Валье умер несколькими месяцами раньше, в Галисии. Валье, напротив, вполне определенно стоял за Республику и за Асанью. Время показало, что в эстетах больше благородства, чем в моралистах. Унамуно был не способен умереть за идею, а Валье был готов умереть за придуманную, но не ставшую реальностью, великую народную Республику Асаньи. Я никогда не забуду речей Валье за обедами по четвергам, в Атенее или Казино. Никогда не забуду его египетские сигареты и белые туфли. Сегодня он классик, как Кеведо или Сервантес. Ему для этого не потребовалось столетий.
— В Галисии умер Валье, тетушка.
— Мы остаемся одни, племянник.
— Дон Рамон как раз был убежденным республиканцем.
— И страстным человеком, Франсесильо.
Я промолчал.
— И лучшим, величайшим писателем Испании, Франсесильо.
— Почему он уехал из Мадрида?
(Для меня тогда пребывание в Мадриде являлось знаком верности Республике.)
— У него был рак. Он уехал умирать домой.
— Но он много чего нам оставил.
— Почитай мне какую-нибудь из его «Сонат», Франсесильо, ведь у тебя такой хороший голос, как говорил Унамуно.
Франко, однако, не спешил выходить на авансцену, пока ситуация не станет ясной. Эта осторожность пришла к нему не с опытом, он такой родился.
«Савоя-Маркетти SM.81 Пипистрелло» («Летучая мышь»)
Гитлер и Муссолини посылали Франко «юнкерсы» и «савойи»[119]. Асфальт Мадрида был устлан телами погибших. Я читаю тетушке Альгадефине сонату Валье, которая звучит и модернистски, и по-старинному, прекрасно и резко, похоже на Рубена и Д’Аннунцио, но больше всего, конечно, на самого Валье.
Проза Валье убаюкивает тетушку Альгадефину, она дремлет, и тонкое, порывистое, под стать ее больному дыханию, дуновение со стороны сьерры пытается отогнать далекое и холодное солнце, которое смотрит на нас через тополя, яблони и черешни.
Я набрасываю на спящую тетушку Альгадефину шаль и тихо ухожу в дом, где уже никого нет (до моей ночной женщины остается несколько часов).
Мария Эухения предстала перед нами в полдень, когда мы собирались обедать и Магдалена уже поставила приборы (у тетушки Альгадефины было обострение, и она взяла короткий отпуск). Мария Эухения спустилась в строгом одеянии бернардинки, красивая, торжественная и, по обыкновению, загадочная.
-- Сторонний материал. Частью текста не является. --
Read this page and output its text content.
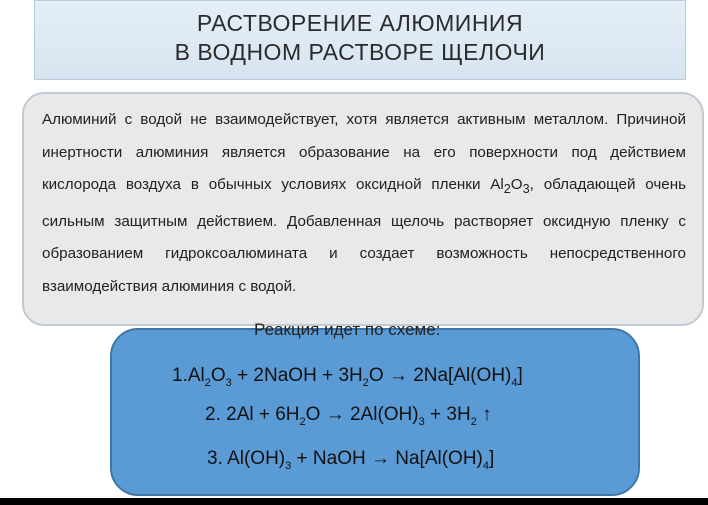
РАСТВОРЕНИЕ АЛЮМИНИЯ
В ВОДНОМ РАСТВОРЕ ЩЕЛОЧИ

Алюминий с водой не взаимодействует, хотя является активным металлом. Причиной инертности алюминия является образование на его поверхности под действием кислорода воздуха в обычных условиях оксидной пленки $Al_2O_3$, обладающей очень сильным защитным действием. Добавленная щелочь растворяет оксидную пленку с образованием гидроксоалюмината и создает возможность непосредственного взаимодействия алюминия с водой.

Реакция идет по схеме:
$1.Al_2O_3$ + 2NaOH + $3H_2O \to 2Na[Al(OH)_4]$
2. $2Al + 6H_2O \to 2Al(OH)_3 + 3H_2$ ↑
3. $Al(OH)_3$ + NaOH → $Na[Al(OH)_4]$
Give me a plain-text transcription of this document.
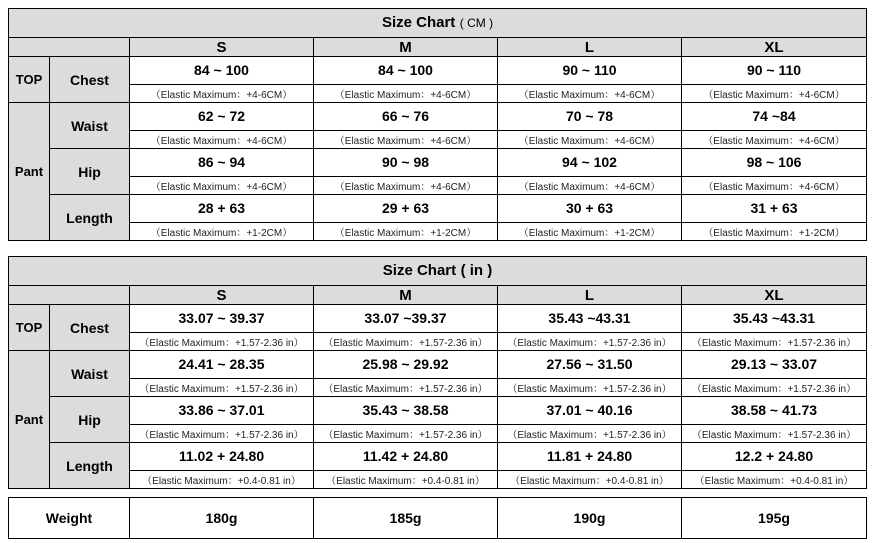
Size Chart ( CM )					
		S	M	L	XL
TOP	Chest	84 ~ 100	84 ~ 100	90 ~ 110	90 ~ 110
		（Elastic Maximum：+4-6CM）	（Elastic Maximum：+4-6CM）	（Elastic Maximum：+4-6CM）	（Elastic Maximum：+4-6CM）
Pant	Waist	62 ~ 72	66 ~ 76	70 ~ 78	74 ~84
		（Elastic Maximum：+4-6CM）	（Elastic Maximum：+4-6CM）	（Elastic Maximum：+4-6CM）	（Elastic Maximum：+4-6CM）
	Hip	86 ~ 94	90 ~ 98	94 ~ 102	98 ~ 106
		（Elastic Maximum：+4-6CM）	（Elastic Maximum：+4-6CM）	（Elastic Maximum：+4-6CM）	（Elastic Maximum：+4-6CM）
	Length	28 + 63	29 + 63	30 + 63	31 + 63
		（Elastic Maximum：+1-2CM）	（Elastic Maximum：+1-2CM）	（Elastic Maximum：+1-2CM）	（Elastic Maximum：+1-2CM）
Size Chart ( in )					
		S	M	L	XL
TOP	Chest	33.07 ~ 39.37	33.07 ~39.37	35.43 ~43.31	35.43 ~43.31
		（Elastic Maximum：+1.57-2.36 in）	（Elastic Maximum：+1.57-2.36 in）	（Elastic Maximum：+1.57-2.36 in）	（Elastic Maximum：+1.57-2.36 in）
Pant	Waist	24.41 ~ 28.35	25.98 ~ 29.92	27.56 ~ 31.50	29.13 ~ 33.07
		（Elastic Maximum：+1.57-2.36 in）	（Elastic Maximum：+1.57-2.36 in）	（Elastic Maximum：+1.57-2.36 in）	（Elastic Maximum：+1.57-2.36 in）
	Hip	33.86 ~ 37.01	35.43 ~ 38.58	37.01 ~ 40.16	38.58 ~ 41.73
		（Elastic Maximum：+1.57-2.36 in）	（Elastic Maximum：+1.57-2.36 in）	（Elastic Maximum：+1.57-2.36 in）	（Elastic Maximum：+1.57-2.36 in）
	Length	11.02 + 24.80	11.42 + 24.80	11.81 + 24.80	12.2 + 24.80
		（Elastic Maximum：+0.4-0.81 in）	（Elastic Maximum：+0.4-0.81 in）	（Elastic Maximum：+0.4-0.81 in）	（Elastic Maximum：+0.4-0.81 in）
Weight	180g	185g	190g	195g
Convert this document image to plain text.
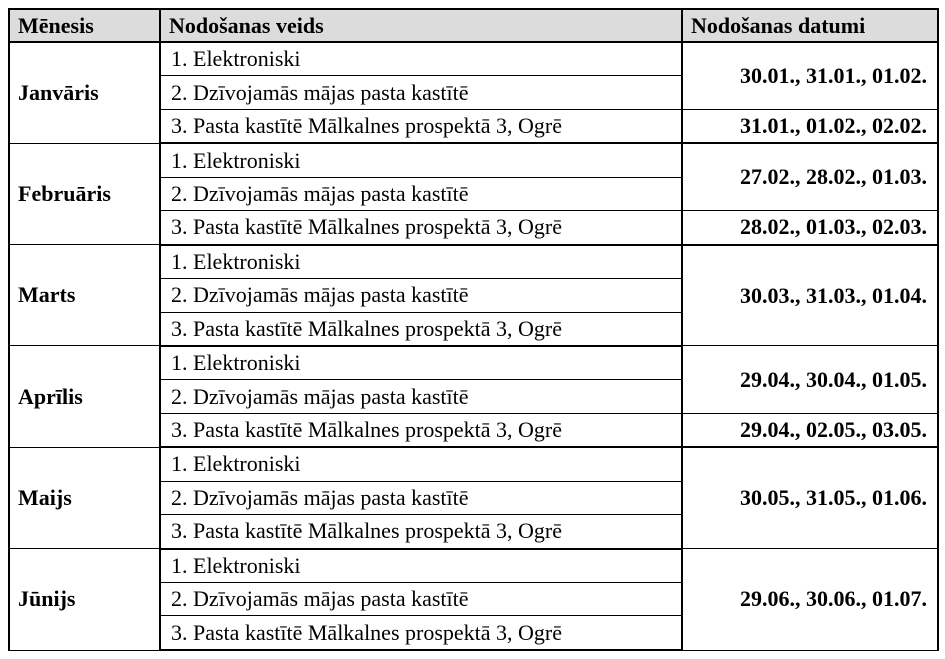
Mēnesis	Nodošanas veids	Nodošanas datumi
Janvāris	1. Elektroniski	30.01., 31.01., 01.02.
	2. Dzīvojamās mājas pasta kastītē	
	3. Pasta kastītē Mālkalnes prospektā 3, Ogrē	31.01., 01.02., 02.02.
Februāris	1. Elektroniski	27.02., 28.02., 01.03.
	2. Dzīvojamās mājas pasta kastītē	
	3. Pasta kastītē Mālkalnes prospektā 3, Ogrē	28.02., 01.03., 02.03.
Marts	1. Elektroniski	30.03., 31.03., 01.04.
	2. Dzīvojamās mājas pasta kastītē	
	3. Pasta kastītē Mālkalnes prospektā 3, Ogrē	
Aprīlis	1. Elektroniski	29.04., 30.04., 01.05.
	2. Dzīvojamās mājas pasta kastītē	
	3. Pasta kastītē Mālkalnes prospektā 3, Ogrē	29.04., 02.05., 03.05.
Maijs	1. Elektroniski	30.05., 31.05., 01.06.
	2. Dzīvojamās mājas pasta kastītē	
	3. Pasta kastītē Mālkalnes prospektā 3, Ogrē	
Jūnijs	1. Elektroniski	29.06., 30.06., 01.07.
	2. Dzīvojamās mājas pasta kastītē	
	3. Pasta kastītē Mālkalnes prospektā 3, Ogrē	
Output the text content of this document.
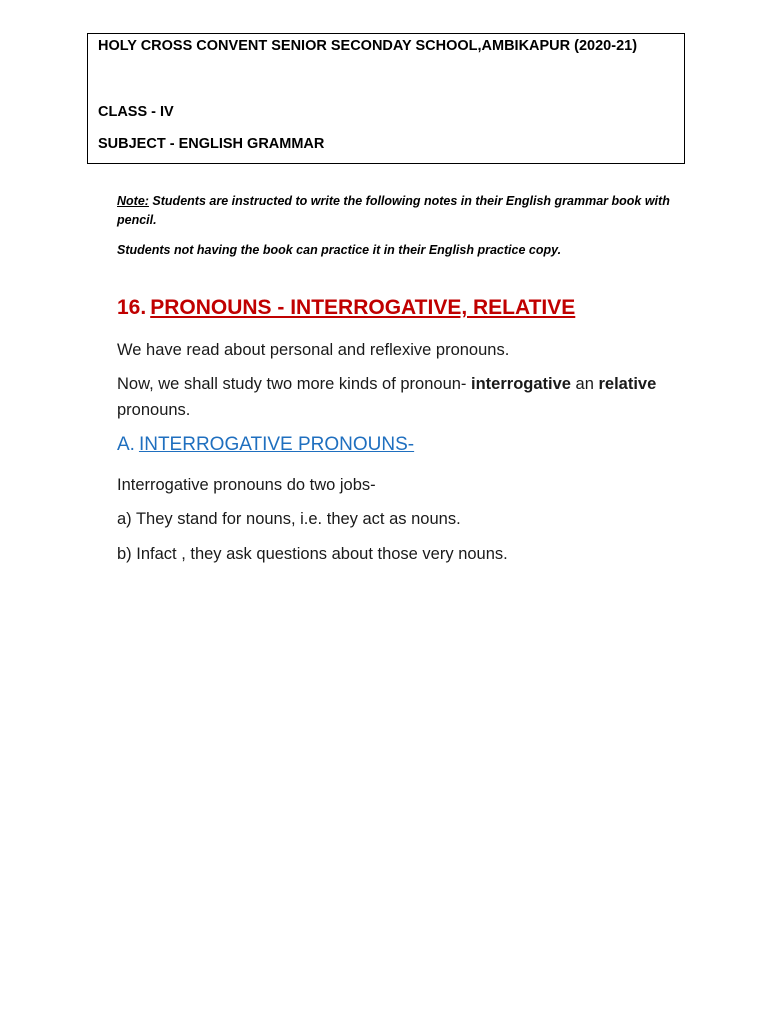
HOLY CROSS CONVENT SENIOR SECONDAY SCHOOL,AMBIKAPUR (2020-21)
CLASS - IV
SUBJECT - ENGLISH GRAMMAR
Note: Students are instructed to write the following notes in their English grammar book with pencil.
Students not having the book can practice it in their English practice copy.
16. PRONOUNS - INTERROGATIVE, RELATIVE
We have read about personal and reflexive pronouns.
Now, we shall study two more kinds of pronoun- interrogative an relative pronouns.
A. INTERROGATIVE PRONOUNS-
Interrogative pronouns do two jobs-
a) They stand for nouns, i.e. they act as nouns.
b) Infact , they ask questions about those very nouns.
— Я обедаю с вами в последний раз. Я решила, что должна вернуться в монастырь.
— Хорошо, — сказала тетушка Альгадефина. — Мне кажется, это правильно, что ты туда возвращаешься, это твоя обязанность, твой долг, ведь ты сама это выбрала. Я только не понимаю, почему ты так одета. В котором часу за тобой приедет машина?
— Какая машина?
— Не говори мне, что ты собралась идти по Мадриду в монашеском одеянии. Ты не знаешь, что творится на улицах.
— Я знаю, что творится на улицах, и мне все равно. Лучше так.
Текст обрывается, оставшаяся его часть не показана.